Geçtiğimiz günleri haftaları yazarak geçirdim. Çoğunlukla defterime ama ara sıra da buralara. Yazıp da yayınlamadıklarımdan bir yazı önüme düşüverdi, geçen hafta sonu yürüyüş sonrası yazmışım. İçimden geçenleri özgürce yazdığım ve paylaştığım bu blog bana öyle iyi geliyor ki…
Biliyorum ki, kimse okumasa da ben dönüp okuyorum. Ben galiba bu blogu en çok kendim için yazıyorum, nasiplenenlere selam olsun.
Geçen haftadan…
Bu fotoğrafı ara ara açıp bakmak için çektim. Yeşil bana iyi geliyor. Evimizin yakınındaki bu park bana iyi geliyor. Dik patikaları, düzlükte top oynayan çocukları, şehrin içindeki sakinliğini seviyorum.
Bizim evden buraya mahalle aralarından, ana caddeden ya da yolu iyice uzatıp belediye binalarının arkalarından ulaşabilirsiniz. Hangi rotadan gidersem gideyim, bu parkta bir tur atmadan eve dönmüyorum.
Bugün son aylardakinden farklı olarak kulaklarımda kitap olmadan yürüdüm. Yüksek tempo, bir saat beş buçuk kilometre, kulaklarımda kuşların cıvıltısı vardı sadece. Bizim evin ergeninin doğumgününü müteakip doğa da hafiften uyanmaya başlar malum, penceremin önündeki kavakların yaprakları filiz vermiş, parkımda çiçeklenmiş bazı ağaçlar ve yolumun üstünde bir manolya karşıladı beni, üzerinde birkaç güne kalmaz açacağını müjdeleyen tomurcuklarıyla.

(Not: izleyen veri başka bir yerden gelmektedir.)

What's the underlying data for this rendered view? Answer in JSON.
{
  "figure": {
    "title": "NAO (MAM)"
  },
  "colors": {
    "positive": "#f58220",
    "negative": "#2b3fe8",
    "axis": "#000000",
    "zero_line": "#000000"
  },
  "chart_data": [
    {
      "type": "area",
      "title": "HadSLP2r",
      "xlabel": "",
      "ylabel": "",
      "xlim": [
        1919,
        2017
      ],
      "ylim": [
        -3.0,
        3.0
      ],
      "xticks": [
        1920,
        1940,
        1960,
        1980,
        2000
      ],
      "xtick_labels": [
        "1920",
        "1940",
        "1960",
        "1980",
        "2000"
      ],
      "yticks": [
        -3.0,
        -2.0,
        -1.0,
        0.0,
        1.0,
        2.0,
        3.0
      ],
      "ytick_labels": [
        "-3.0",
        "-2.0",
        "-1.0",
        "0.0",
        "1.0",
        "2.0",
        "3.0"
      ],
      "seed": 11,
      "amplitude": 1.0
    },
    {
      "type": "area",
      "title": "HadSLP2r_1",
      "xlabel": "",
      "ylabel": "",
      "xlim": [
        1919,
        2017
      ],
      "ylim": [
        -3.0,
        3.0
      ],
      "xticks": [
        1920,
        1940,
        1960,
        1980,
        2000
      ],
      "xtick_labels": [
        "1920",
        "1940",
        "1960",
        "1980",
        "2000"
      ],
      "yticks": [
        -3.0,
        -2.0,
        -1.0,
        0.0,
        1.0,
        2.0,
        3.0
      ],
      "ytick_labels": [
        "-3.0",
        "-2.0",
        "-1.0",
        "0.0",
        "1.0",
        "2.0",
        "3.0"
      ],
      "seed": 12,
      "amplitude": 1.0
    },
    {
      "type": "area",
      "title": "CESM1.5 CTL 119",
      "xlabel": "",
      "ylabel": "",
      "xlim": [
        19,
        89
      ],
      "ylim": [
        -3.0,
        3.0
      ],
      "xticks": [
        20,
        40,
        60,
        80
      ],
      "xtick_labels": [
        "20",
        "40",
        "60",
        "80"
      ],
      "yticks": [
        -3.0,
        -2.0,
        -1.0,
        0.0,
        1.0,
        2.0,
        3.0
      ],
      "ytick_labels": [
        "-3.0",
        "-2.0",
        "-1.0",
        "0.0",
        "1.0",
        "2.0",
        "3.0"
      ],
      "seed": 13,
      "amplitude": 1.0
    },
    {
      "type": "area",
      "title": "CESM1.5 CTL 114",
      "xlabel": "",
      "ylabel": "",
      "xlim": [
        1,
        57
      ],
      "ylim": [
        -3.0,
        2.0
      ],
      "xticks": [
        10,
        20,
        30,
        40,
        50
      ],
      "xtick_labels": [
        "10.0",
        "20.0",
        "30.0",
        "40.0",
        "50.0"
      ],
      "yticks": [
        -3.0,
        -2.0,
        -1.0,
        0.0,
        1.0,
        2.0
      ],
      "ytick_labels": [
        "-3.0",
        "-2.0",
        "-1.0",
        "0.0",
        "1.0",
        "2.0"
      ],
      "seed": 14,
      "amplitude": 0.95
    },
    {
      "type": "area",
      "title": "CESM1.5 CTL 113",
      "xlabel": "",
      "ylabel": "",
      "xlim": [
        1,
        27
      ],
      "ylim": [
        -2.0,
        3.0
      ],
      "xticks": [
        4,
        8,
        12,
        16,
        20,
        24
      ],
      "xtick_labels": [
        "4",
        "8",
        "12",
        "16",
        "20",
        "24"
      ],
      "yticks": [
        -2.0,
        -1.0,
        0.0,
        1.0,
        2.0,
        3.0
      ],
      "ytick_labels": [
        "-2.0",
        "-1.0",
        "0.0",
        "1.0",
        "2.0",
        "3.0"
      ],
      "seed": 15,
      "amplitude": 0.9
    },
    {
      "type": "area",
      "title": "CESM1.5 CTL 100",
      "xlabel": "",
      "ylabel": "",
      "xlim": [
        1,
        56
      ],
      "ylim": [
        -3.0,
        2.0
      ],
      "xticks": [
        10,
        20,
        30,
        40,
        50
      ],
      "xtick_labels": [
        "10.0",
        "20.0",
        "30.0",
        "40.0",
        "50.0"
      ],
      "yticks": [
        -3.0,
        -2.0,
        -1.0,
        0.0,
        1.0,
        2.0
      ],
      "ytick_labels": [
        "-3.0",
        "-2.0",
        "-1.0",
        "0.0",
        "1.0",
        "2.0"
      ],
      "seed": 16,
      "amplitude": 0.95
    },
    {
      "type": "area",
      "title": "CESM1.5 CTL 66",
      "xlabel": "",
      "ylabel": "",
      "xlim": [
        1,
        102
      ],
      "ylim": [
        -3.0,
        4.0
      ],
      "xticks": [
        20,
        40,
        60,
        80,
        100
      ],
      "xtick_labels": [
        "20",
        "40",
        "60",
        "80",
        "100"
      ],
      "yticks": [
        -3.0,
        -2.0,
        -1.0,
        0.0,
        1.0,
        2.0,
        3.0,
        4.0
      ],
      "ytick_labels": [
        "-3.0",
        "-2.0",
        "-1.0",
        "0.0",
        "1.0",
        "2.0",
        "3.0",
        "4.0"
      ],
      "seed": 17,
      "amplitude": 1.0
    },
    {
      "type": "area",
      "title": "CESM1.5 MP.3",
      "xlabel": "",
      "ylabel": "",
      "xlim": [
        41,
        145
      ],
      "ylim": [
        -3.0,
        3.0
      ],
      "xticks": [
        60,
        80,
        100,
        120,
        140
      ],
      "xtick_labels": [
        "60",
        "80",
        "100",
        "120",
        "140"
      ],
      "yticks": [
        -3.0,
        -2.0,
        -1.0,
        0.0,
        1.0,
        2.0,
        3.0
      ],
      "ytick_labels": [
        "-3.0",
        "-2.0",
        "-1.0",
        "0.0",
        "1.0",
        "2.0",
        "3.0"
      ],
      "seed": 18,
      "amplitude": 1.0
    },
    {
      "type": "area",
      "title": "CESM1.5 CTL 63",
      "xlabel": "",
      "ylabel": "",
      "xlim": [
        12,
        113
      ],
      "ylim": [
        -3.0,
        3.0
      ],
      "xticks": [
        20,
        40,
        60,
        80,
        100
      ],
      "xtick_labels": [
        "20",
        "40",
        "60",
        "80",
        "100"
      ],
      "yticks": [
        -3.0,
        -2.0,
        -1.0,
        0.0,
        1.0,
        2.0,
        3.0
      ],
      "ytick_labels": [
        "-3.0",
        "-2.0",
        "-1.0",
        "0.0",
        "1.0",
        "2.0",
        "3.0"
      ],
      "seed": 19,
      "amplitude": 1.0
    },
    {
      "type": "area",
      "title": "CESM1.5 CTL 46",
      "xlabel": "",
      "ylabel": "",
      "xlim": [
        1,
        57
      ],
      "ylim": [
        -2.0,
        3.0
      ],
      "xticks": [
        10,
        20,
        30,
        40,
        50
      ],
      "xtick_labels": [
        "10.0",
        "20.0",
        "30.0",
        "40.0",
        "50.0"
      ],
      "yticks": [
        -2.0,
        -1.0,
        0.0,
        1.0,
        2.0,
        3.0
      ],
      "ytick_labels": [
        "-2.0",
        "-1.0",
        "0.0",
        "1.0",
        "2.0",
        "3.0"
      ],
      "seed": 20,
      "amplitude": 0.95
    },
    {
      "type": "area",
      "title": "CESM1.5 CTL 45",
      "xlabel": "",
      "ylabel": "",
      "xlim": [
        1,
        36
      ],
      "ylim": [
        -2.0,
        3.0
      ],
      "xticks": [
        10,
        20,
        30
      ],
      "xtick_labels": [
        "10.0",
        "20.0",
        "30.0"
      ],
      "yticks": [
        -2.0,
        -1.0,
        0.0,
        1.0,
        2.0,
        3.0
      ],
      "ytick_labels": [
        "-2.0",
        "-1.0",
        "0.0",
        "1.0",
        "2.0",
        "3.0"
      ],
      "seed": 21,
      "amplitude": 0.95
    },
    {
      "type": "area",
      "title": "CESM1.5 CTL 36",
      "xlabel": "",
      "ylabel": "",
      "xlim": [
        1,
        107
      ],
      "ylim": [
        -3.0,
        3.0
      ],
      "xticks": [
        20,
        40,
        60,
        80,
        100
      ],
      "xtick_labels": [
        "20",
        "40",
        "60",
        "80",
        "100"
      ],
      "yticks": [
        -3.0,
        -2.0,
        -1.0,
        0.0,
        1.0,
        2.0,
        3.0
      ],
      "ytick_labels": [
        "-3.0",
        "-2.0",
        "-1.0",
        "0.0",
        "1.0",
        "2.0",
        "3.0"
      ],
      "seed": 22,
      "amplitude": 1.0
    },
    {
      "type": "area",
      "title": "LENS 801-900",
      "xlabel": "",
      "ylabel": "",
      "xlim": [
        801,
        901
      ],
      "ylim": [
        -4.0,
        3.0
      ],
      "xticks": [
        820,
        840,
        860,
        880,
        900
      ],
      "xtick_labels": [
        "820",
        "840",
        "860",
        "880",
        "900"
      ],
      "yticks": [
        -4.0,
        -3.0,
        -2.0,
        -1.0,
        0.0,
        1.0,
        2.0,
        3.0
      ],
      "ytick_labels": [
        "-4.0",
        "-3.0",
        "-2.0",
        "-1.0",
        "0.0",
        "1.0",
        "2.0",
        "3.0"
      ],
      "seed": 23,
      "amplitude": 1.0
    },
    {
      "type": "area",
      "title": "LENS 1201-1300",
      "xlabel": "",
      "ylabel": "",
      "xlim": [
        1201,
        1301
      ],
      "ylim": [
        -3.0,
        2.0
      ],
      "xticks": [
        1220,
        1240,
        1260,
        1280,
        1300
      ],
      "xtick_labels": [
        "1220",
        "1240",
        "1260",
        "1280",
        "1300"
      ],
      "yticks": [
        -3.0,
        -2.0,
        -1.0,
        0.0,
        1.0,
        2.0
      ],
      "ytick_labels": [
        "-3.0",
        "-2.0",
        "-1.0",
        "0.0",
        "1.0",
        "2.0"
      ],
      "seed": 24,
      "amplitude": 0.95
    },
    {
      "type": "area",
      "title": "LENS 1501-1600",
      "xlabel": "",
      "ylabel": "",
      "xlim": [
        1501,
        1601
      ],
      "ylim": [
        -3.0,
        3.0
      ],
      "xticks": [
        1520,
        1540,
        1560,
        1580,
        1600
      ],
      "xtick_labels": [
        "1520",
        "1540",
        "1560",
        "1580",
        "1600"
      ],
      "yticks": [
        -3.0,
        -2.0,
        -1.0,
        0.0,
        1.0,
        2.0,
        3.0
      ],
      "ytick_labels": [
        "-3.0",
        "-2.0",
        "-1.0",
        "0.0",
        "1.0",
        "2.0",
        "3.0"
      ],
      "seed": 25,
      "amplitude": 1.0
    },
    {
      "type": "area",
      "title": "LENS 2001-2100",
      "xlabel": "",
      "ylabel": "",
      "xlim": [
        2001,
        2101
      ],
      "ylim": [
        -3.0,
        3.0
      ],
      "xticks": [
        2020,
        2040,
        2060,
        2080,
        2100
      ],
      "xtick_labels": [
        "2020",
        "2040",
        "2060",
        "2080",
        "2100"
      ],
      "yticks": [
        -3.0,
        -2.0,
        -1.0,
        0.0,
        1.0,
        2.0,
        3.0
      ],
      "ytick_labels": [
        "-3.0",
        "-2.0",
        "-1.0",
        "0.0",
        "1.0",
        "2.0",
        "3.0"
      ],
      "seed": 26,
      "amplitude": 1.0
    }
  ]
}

Demeter’in sevinci her yerde. Persephone, geldin mi kız yoksa ;)
Ben de kendimi Persephone gibi hissediyorum, ölü toprağı atılmış gibi aylardır kafamı gömdüğüm yerlerden bir umut bir neşe ile baharı karşılamak geliyor içimden. Hiçbir öfkemi bastırmış değilim, belki bir süredir kendimi işle oyalarken kaçmış olabilirim ama hala daha insanın değersizliği üzerinden oluşmuş kültürü kabullenmeye hazır değilim, yine de tüm bunları içimde bir yerlerde yaşamaya devam ederken ben de yaşamaya, yeşermeye, devam etmek istiyorum, bana iyi gelenin bu yeşermek olduğunu hissediyorum.